Another advantage of this approach is it that it explains why there are languages in which underlying schwa's are just as stressless as the epenthetic ones or the ones which are the result of reduction. (Underlying schwas will be the topic of the next section.) There are also problems with this approach, however: most importantly, the fact that generally stressed positions do license more feature contrasts than unlicensed ones, and that epenthetic vowels are unstressable requires an explanation.
Regardless of which of the two lines of research will turn out to be most fruitful, the analysis of English vowel reduction should be more sophisticated. Burzio (1994) argues, quite convincingly in my view, that the traditional view on reduction (every unstressed vowel gets reduced to schwa) is too simple. It causes all sorts of problems, because it forces us to assign stress in an extremely complicated way and furthermore to introduce the formal device of destressing rules into the theory in order to undo some of the results of the stressing rules. Burzio (1994) proposes to simplify the stress rules. As a result of this, the conditions on reduction get more complicated. Burzio's main point is that reduction is generally blocked in unstressed closed syllables ending in an obstruent, but not in unstressed syllables ending in a sonorant; in this way, he can get rid of the so-called `sonorant destressing' rules.
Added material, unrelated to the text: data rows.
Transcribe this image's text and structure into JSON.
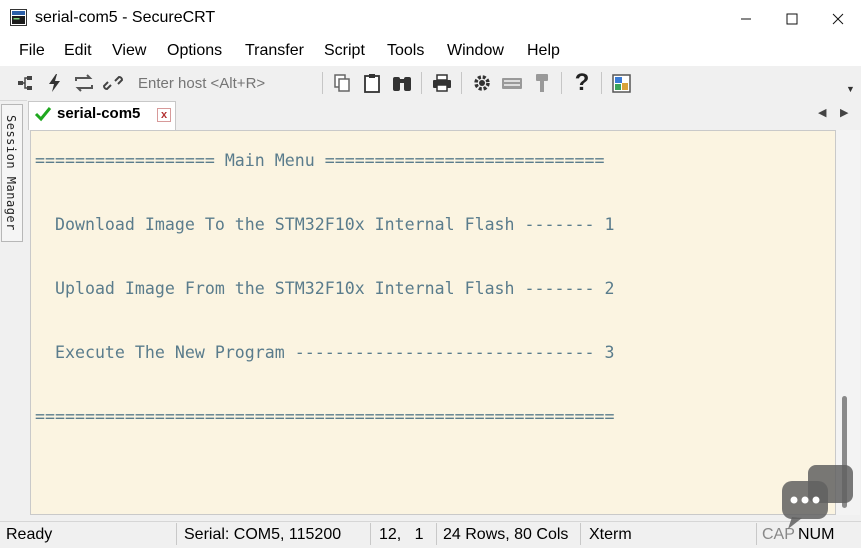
{
  "window": {
    "title": "serial-com5 - SecureCRT"
  },
  "menu": [
    "File",
    "Edit",
    "View",
    "Options",
    "Transfer",
    "Script",
    "Tools",
    "Window",
    "Help"
  ],
  "toolbar": {
    "host_placeholder": "Enter host <Alt+R>",
    "icons": [
      "connect-icon",
      "quick-connect-icon",
      "reconnect-icon",
      "disconnect-icon",
      "copy-icon",
      "paste-icon",
      "find-icon",
      "print-icon",
      "settings-icon",
      "keymap-icon",
      "key-icon",
      "help-icon",
      "sftp-icon"
    ]
  },
  "session_manager": {
    "label": "Session Manager"
  },
  "tab": {
    "label": "serial-com5",
    "close": "x"
  },
  "terminal": {
    "lines": [
      "================== Main Menu ============================",
      "",
      "  Download Image To the STM32F10x Internal Flash ------- 1",
      "",
      "  Upload Image From the STM32F10x Internal Flash ------- 2",
      "",
      "  Execute The New Program ------------------------------ 3",
      "",
      "=========================================================="
    ]
  },
  "status": {
    "ready": "Ready",
    "serial": "Serial: COM5, 115200",
    "cursor": "12,   1",
    "size": "24 Rows, 80 Cols",
    "emulation": "Xterm",
    "cap": "CAP",
    "num": "NUM"
  },
  "colors": {
    "terminal_bg": "#fbf4e1",
    "terminal_text": "#5a7c8c",
    "tab_check": "#1fa81f"
  }
}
I find Burzio's arguments convincing because the difference between closed and open syllables, and the sonority of a following consonant also play a role in the behaviour of other types of schwa: we have already seen that schwa cannot occur in closed syllables in French, and I will give an example of S-schwa in Dutch below. It therefore seems more natural to say that unstressed vowels resist reduction because they occur in a closed syllable, than to say that they are stressed, and possibly later destressed. There is no independent evidence for the latter assumption.
I will now turn to a language in which reduction is subject to even more factors than it is in English. This language is Dutch (the following discussion is based on Booij 1981, 1995, Kager 1989, Martin 1969, Van Oostendorp 1995). Factors that presumably play a role in Dutch vowel reduction are:
Vowels in more frequent words tend to get reduced more easily than those in non-frequent ones.
ii. Differences between sociolects and dialects, and differences betwee style levels
Certain dialects/sociolects/style levens show more reduction than others.
It is hard to see how factors (i) and (ii) could possibly be taken into account within generative grammar; presumably, this is the reason why they are usually ignored in the literature (but see Hinskens et al. (1997) for several recent attempts to integrate some of these concepts into phonological theory). We will not go into these factors either. Other factors can be analysed more easily:
iii. Syllable type:
Vowels in open syllables are easier to reduce than those in closed syllables; in some idiolects (e.g. the one of Booij 1981, and the one of the author of this article, but not in the one of Kager 1989) reduction in closed syllables is only possible if the following consonant is deleted.
This is the same restriction as the one that Burzio (1994) claimed to exist for English. Yet in the literature Dutch there is less controversy that the purported restriction on open syllables belongs to the theory of reduction rather than to the theory of stress assignment. The reason for this is that reduction is optional in Dutch; apparently it is more attractive to say that reduction can optionally apply to invariably assigned metrical structures than it is to say that the stress rules themselves are optional.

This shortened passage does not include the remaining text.